I love clemetines. So much, in fact, that I'm slightly obsessive about them. As soon as I see the shoddy looking crates at the grocery store I can't help but to buy one, no matter what. I stand there for a while, choosing the crate that will deliver the sweetest, juciest, brightest orange clemetines known to mankind. I take them home, and begin eating them in pairs and triplets. There's only two of us here, so I have to eat about six or seven a day if I have any hopes of finishing them before they rot, or shrivel into a dry, tasteless little lot.

But this isn't the obsessive part. Each time I peel a clemetine, I peel it entirely, meaning that there is no whiteness left on the entire thing. No strings, no pithy white residue. Nothing except clementine.

I remember eating oranges when I was younger, and even a teenager. My mom always offered to peel them for me and my siblings. Yes, that's right. Peel. While most mothers would get out a knife and cutting board and cut the orange into large juicy wedges in around 15 seconds, my mom would stand over the garbage, peeling every last fleck of white off of those oranges. It was a labor of love, one that I never really noticed until I was peeling my own.

It takes time to peel an orange, especially when you're peeling four of them, and you're in the middle of making a meal, people are stopping by, or any of the other general craziness that exists in a house with four young kids. But a peeled orange is so much better. It's the only way to really enjoy it, without the distracting displeasure of rind and white stuff in your mouth. Just orange.
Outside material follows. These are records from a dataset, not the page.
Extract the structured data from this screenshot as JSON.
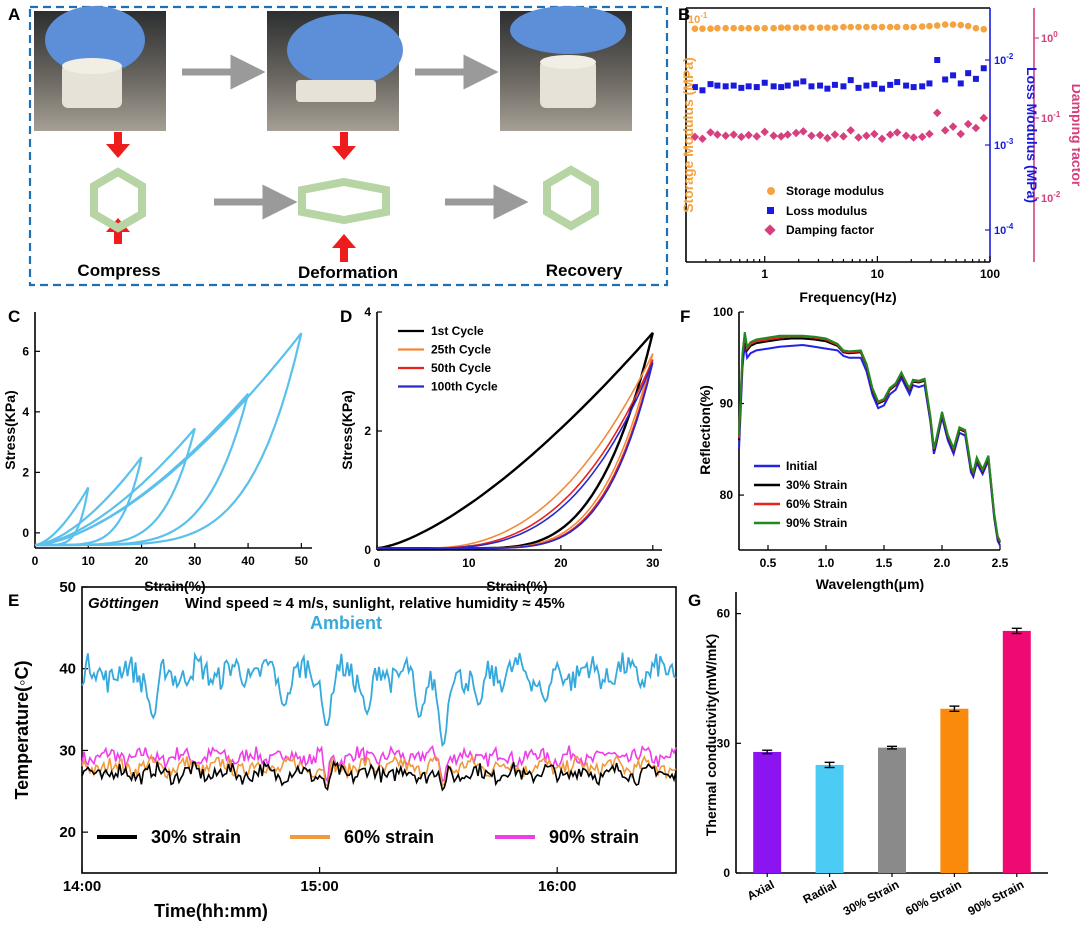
{
  "figure": {
    "panel_labels": [
      "A",
      "B",
      "C",
      "D",
      "E",
      "F",
      "G"
    ]
  },
  "panel_a": {
    "stages": [
      "Compress",
      "Deformation",
      "Recovery"
    ]
  },
  "chart_data": [
    {
      "id": "B",
      "type": "scatter",
      "title": "",
      "xlabel": "Frequency(Hz)",
      "x_scale": "log",
      "xlim": [
        0.2,
        100
      ],
      "x_ticks": [
        "1",
        "10",
        "100"
      ],
      "ylabel_left": "Storage Modulus (MPa)",
      "ylabel_right1": "Loss Modulus (MPa)",
      "ylabel_right2": "Damping factor",
      "y_ticks_left": [
        "10^-1"
      ],
      "y_ticks_right1": [
        "10^-2",
        "10^-3",
        "10^-4"
      ],
      "y_ticks_right2": [
        "10^0",
        "10^-1",
        "10^-2"
      ],
      "colors": {
        "storage": "#f4a340",
        "loss": "#1a1adc",
        "damping": "#d6407e"
      },
      "legend": [
        "Storage modulus",
        "Loss modulus",
        "Damping factor"
      ],
      "legend_position": "bottom-center",
      "series": [
        {
          "name": "Storage modulus",
          "unit": "MPa",
          "x": [
            0.24,
            0.28,
            0.33,
            0.38,
            0.45,
            0.53,
            0.62,
            0.72,
            0.85,
            1.0,
            1.2,
            1.4,
            1.6,
            1.9,
            2.2,
            2.6,
            3.1,
            3.6,
            4.2,
            5.0,
            5.8,
            6.8,
            8.0,
            9.4,
            11,
            13,
            15,
            18,
            21,
            25,
            29,
            34,
            40,
            47,
            55,
            64,
            75,
            88
          ],
          "y": [
            0.08,
            0.08,
            0.08,
            0.081,
            0.081,
            0.081,
            0.081,
            0.081,
            0.081,
            0.081,
            0.081,
            0.082,
            0.082,
            0.082,
            0.082,
            0.082,
            0.082,
            0.082,
            0.082,
            0.083,
            0.083,
            0.083,
            0.083,
            0.083,
            0.083,
            0.083,
            0.083,
            0.083,
            0.083,
            0.084,
            0.085,
            0.086,
            0.088,
            0.088,
            0.087,
            0.085,
            0.081,
            0.079
          ]
        },
        {
          "name": "Loss modulus",
          "unit": "MPa",
          "x": [
            0.24,
            0.28,
            0.33,
            0.38,
            0.45,
            0.53,
            0.62,
            0.72,
            0.85,
            1.0,
            1.2,
            1.4,
            1.6,
            1.9,
            2.2,
            2.6,
            3.1,
            3.6,
            4.2,
            5.0,
            5.8,
            6.8,
            8.0,
            9.4,
            11,
            13,
            15,
            18,
            21,
            25,
            29,
            34,
            40,
            47,
            55,
            64,
            75,
            88
          ],
          "y": [
            0.0048,
            0.0044,
            0.0052,
            0.005,
            0.0049,
            0.005,
            0.0047,
            0.0049,
            0.0048,
            0.0054,
            0.0049,
            0.0048,
            0.005,
            0.0053,
            0.0056,
            0.0049,
            0.005,
            0.0046,
            0.0051,
            0.0049,
            0.0058,
            0.0047,
            0.005,
            0.0052,
            0.0046,
            0.0051,
            0.0055,
            0.005,
            0.0048,
            0.0049,
            0.0053,
            0.01,
            0.0059,
            0.0066,
            0.0053,
            0.007,
            0.006,
            0.008
          ]
        },
        {
          "name": "Damping factor",
          "unit": "",
          "x": [
            0.24,
            0.28,
            0.33,
            0.38,
            0.45,
            0.53,
            0.62,
            0.72,
            0.85,
            1.0,
            1.2,
            1.4,
            1.6,
            1.9,
            2.2,
            2.6,
            3.1,
            3.6,
            4.2,
            5.0,
            5.8,
            6.8,
            8.0,
            9.4,
            11,
            13,
            15,
            18,
            21,
            25,
            29,
            34,
            40,
            47,
            55,
            64,
            75,
            88
          ],
          "y": [
            0.058,
            0.055,
            0.066,
            0.062,
            0.06,
            0.062,
            0.058,
            0.061,
            0.059,
            0.067,
            0.06,
            0.059,
            0.062,
            0.065,
            0.068,
            0.06,
            0.061,
            0.056,
            0.062,
            0.059,
            0.07,
            0.057,
            0.06,
            0.063,
            0.055,
            0.062,
            0.066,
            0.06,
            0.057,
            0.058,
            0.063,
            0.116,
            0.07,
            0.078,
            0.063,
            0.084,
            0.075,
            0.1
          ]
        }
      ]
    },
    {
      "id": "C",
      "type": "line",
      "title": "",
      "xlabel": "Strain(%)",
      "ylabel": "Stress(KPa)",
      "xlim": [
        0,
        52
      ],
      "ylim": [
        -0.5,
        7.3
      ],
      "x_ticks": [
        "0",
        "10",
        "20",
        "30",
        "40",
        "50"
      ],
      "y_ticks": [
        "0",
        "2",
        "4",
        "6"
      ],
      "color": "#5bc0ec",
      "cycles": [
        {
          "max_strain": 10,
          "peak_stress": 1.5
        },
        {
          "max_strain": 20,
          "peak_stress": 2.5
        },
        {
          "max_strain": 30,
          "peak_stress": 3.45
        },
        {
          "max_strain": 40,
          "peak_stress": 4.6
        },
        {
          "max_strain": 50,
          "peak_stress": 6.6
        }
      ]
    },
    {
      "id": "D",
      "type": "line",
      "title": "",
      "xlabel": "Strain(%)",
      "ylabel": "Stress(KPa)",
      "xlim": [
        0,
        31
      ],
      "ylim": [
        0,
        4
      ],
      "x_ticks": [
        "0",
        "10",
        "20",
        "30"
      ],
      "y_ticks": [
        "0",
        "2",
        "4"
      ],
      "legend_position": "top-left",
      "series": [
        {
          "name": "1st Cycle",
          "color": "#000000",
          "max_strain": 30,
          "peak_stress": 3.65
        },
        {
          "name": "25th Cycle",
          "color": "#f28a3a",
          "max_strain": 30,
          "peak_stress": 3.3
        },
        {
          "name": "50th Cycle",
          "color": "#e8221c",
          "max_strain": 30,
          "peak_stress": 3.2
        },
        {
          "name": "100th Cycle",
          "color": "#2a28c8",
          "max_strain": 30,
          "peak_stress": 3.15
        }
      ]
    },
    {
      "id": "F",
      "type": "line",
      "title": "",
      "xlabel": "Wavelength(μm)",
      "ylabel": "Reflection(%)",
      "xlim": [
        0.25,
        2.5
      ],
      "ylim": [
        74,
        100
      ],
      "x_ticks": [
        "0.5",
        "1.0",
        "1.5",
        "2.0",
        "2.5"
      ],
      "y_ticks": [
        "80",
        "90",
        "100"
      ],
      "legend_position": "bottom-left",
      "x": [
        0.25,
        0.28,
        0.3,
        0.32,
        0.35,
        0.4,
        0.5,
        0.6,
        0.7,
        0.8,
        0.9,
        1.0,
        1.1,
        1.15,
        1.2,
        1.3,
        1.35,
        1.4,
        1.45,
        1.5,
        1.55,
        1.6,
        1.65,
        1.7,
        1.72,
        1.75,
        1.8,
        1.85,
        1.9,
        1.93,
        1.95,
        2.0,
        2.05,
        2.1,
        2.15,
        2.2,
        2.25,
        2.27,
        2.3,
        2.35,
        2.4,
        2.43,
        2.45,
        2.48,
        2.5
      ],
      "series": [
        {
          "name": "Initial",
          "color": "#2323e8",
          "y": [
            85.0,
            94.0,
            96.5,
            95.0,
            95.5,
            95.8,
            96.0,
            96.2,
            96.3,
            96.4,
            96.2,
            96.0,
            95.8,
            95.2,
            95.0,
            95.0,
            93.5,
            91.0,
            89.5,
            89.8,
            91.0,
            91.5,
            92.8,
            91.5,
            91.0,
            92.0,
            91.8,
            92.0,
            88.0,
            84.5,
            85.5,
            88.5,
            86.0,
            84.5,
            86.8,
            86.5,
            82.5,
            82.0,
            83.5,
            82.3,
            83.8,
            80.0,
            77.5,
            75.0,
            74.5
          ]
        },
        {
          "name": "30% Strain",
          "color": "#000000",
          "y": [
            86.0,
            95.0,
            97.3,
            95.8,
            96.3,
            96.6,
            96.8,
            97.0,
            97.1,
            97.1,
            97.0,
            96.8,
            96.3,
            95.6,
            95.5,
            95.6,
            94.1,
            91.5,
            90.0,
            90.3,
            91.5,
            92.0,
            93.2,
            91.9,
            91.5,
            92.4,
            92.3,
            92.5,
            88.4,
            84.9,
            85.9,
            88.9,
            86.4,
            84.9,
            87.2,
            86.9,
            82.9,
            82.3,
            83.9,
            82.6,
            84.1,
            80.3,
            77.8,
            75.3,
            74.8
          ]
        },
        {
          "name": "60% Strain",
          "color": "#e8221c",
          "y": [
            86.2,
            95.2,
            97.5,
            96.0,
            96.5,
            96.8,
            97.0,
            97.2,
            97.3,
            97.3,
            97.2,
            97.0,
            96.4,
            95.7,
            95.6,
            95.7,
            94.2,
            91.6,
            90.1,
            90.4,
            91.6,
            92.1,
            93.3,
            92.0,
            91.6,
            92.5,
            92.4,
            92.6,
            88.5,
            85.0,
            86.0,
            89.0,
            86.5,
            85.0,
            87.3,
            87.0,
            83.0,
            82.4,
            84.0,
            82.7,
            84.2,
            80.4,
            77.9,
            75.4,
            74.9
          ]
        },
        {
          "name": "90% Strain",
          "color": "#1f8a1f",
          "y": [
            86.5,
            95.5,
            97.8,
            96.2,
            96.7,
            97.0,
            97.2,
            97.4,
            97.4,
            97.4,
            97.3,
            97.1,
            96.5,
            95.8,
            95.7,
            95.8,
            94.3,
            91.7,
            90.2,
            90.5,
            91.7,
            92.2,
            93.4,
            92.1,
            91.7,
            92.6,
            92.5,
            92.7,
            88.6,
            85.1,
            86.1,
            89.1,
            86.6,
            85.1,
            87.4,
            87.1,
            83.1,
            82.5,
            84.1,
            82.8,
            84.3,
            80.5,
            78.0,
            75.5,
            75.0
          ]
        }
      ]
    },
    {
      "id": "E",
      "type": "line",
      "title": "",
      "location": "Göttingen",
      "conditions": "Wind speed ≈ 4 m/s, sunlight, relative humidity ≈ 45%",
      "xlabel": "Time(hh:mm)",
      "ylabel": "Temperature(◦C)",
      "xlim": [
        "14:00",
        "16:30"
      ],
      "ylim": [
        15,
        50
      ],
      "x_ticks": [
        "14:00",
        "15:00",
        "16:00"
      ],
      "y_ticks": [
        "20",
        "30",
        "40",
        "50"
      ],
      "legend_position": "bottom",
      "series": [
        {
          "name": "Ambient",
          "color": "#36a9dc",
          "mean": 39.5,
          "dips": [
            [
              14.3,
              34.0
            ],
            [
              14.85,
              35.5
            ],
            [
              15.03,
              33.0
            ],
            [
              15.2,
              34.5
            ],
            [
              15.42,
              34.0
            ],
            [
              15.52,
              30.5
            ],
            [
              15.67,
              35.5
            ],
            [
              15.95,
              36.0
            ]
          ]
        },
        {
          "name": "30% strain",
          "color": "#000000",
          "mean": 27.2,
          "dips": [
            [
              15.03,
              25.0
            ],
            [
              15.52,
              25.0
            ]
          ]
        },
        {
          "name": "60% strain",
          "color": "#f09a3e",
          "mean": 28.0,
          "dips": [
            [
              15.03,
              25.5
            ],
            [
              15.52,
              25.5
            ]
          ]
        },
        {
          "name": "90% strain",
          "color": "#ee3ee8",
          "mean": 29.2,
          "dips": [
            [
              15.03,
              26.0
            ],
            [
              15.52,
              26.0
            ]
          ]
        }
      ]
    },
    {
      "id": "G",
      "type": "bar",
      "title": "",
      "xlabel": "",
      "ylabel": "Thermal conductivity(mW/mK)",
      "ylim": [
        0,
        65
      ],
      "y_ticks": [
        "0",
        "30",
        "60"
      ],
      "categories": [
        "Axial",
        "Radial",
        "30% Strain",
        "60% Strain",
        "90% Strain"
      ],
      "values": [
        28.0,
        25.0,
        29.0,
        38.0,
        56.0
      ],
      "errors": [
        0.4,
        0.6,
        0.3,
        0.6,
        0.6
      ],
      "colors": [
        "#8b14f0",
        "#4ccbf5",
        "#8a8a8a",
        "#fa8a0c",
        "#ee0a72"
      ]
    }
  ]
}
So thanks for all those countless oranges, Mom. Know that I did appreciate them, and now that I'm 2200 miles away, I miss them.

Some days I'm just a little homesick. Maybe it's more of a longing for simpler times. Someone to peel your oranges for you.

And I guess the apple really doesn't fall too far from the tree. I can only imagine that my citrus cleaning obsession will carry over to the time when we have kids. Although I know they won't appreciate it, I'll know how much better their experience is because I spent the few minutes. And maybe some day they'll know that I did it because I cared.

I know this is random, but this is why I made a new blog: So that all the random stuff can be neatly packaged in a little separate entity, and you won't have to root through it to see how we're doing. This will officially be my last apology for anything I write. Let it be known.

1 comment:

  1. You have no idea how much it warms my heart to read these things, and to be included in so many of your comments. Motherhood is the best thing in the world, and daughters like you make it all worth while. How did I get so lucky? Peeling your oranges was always a pleasure because I KNEW you loved it. The only problem was the front of my shirt turning orange! But at least I smelled good and could remember you while you were off at school. I hope you have a daughter JUST LIKE YOU!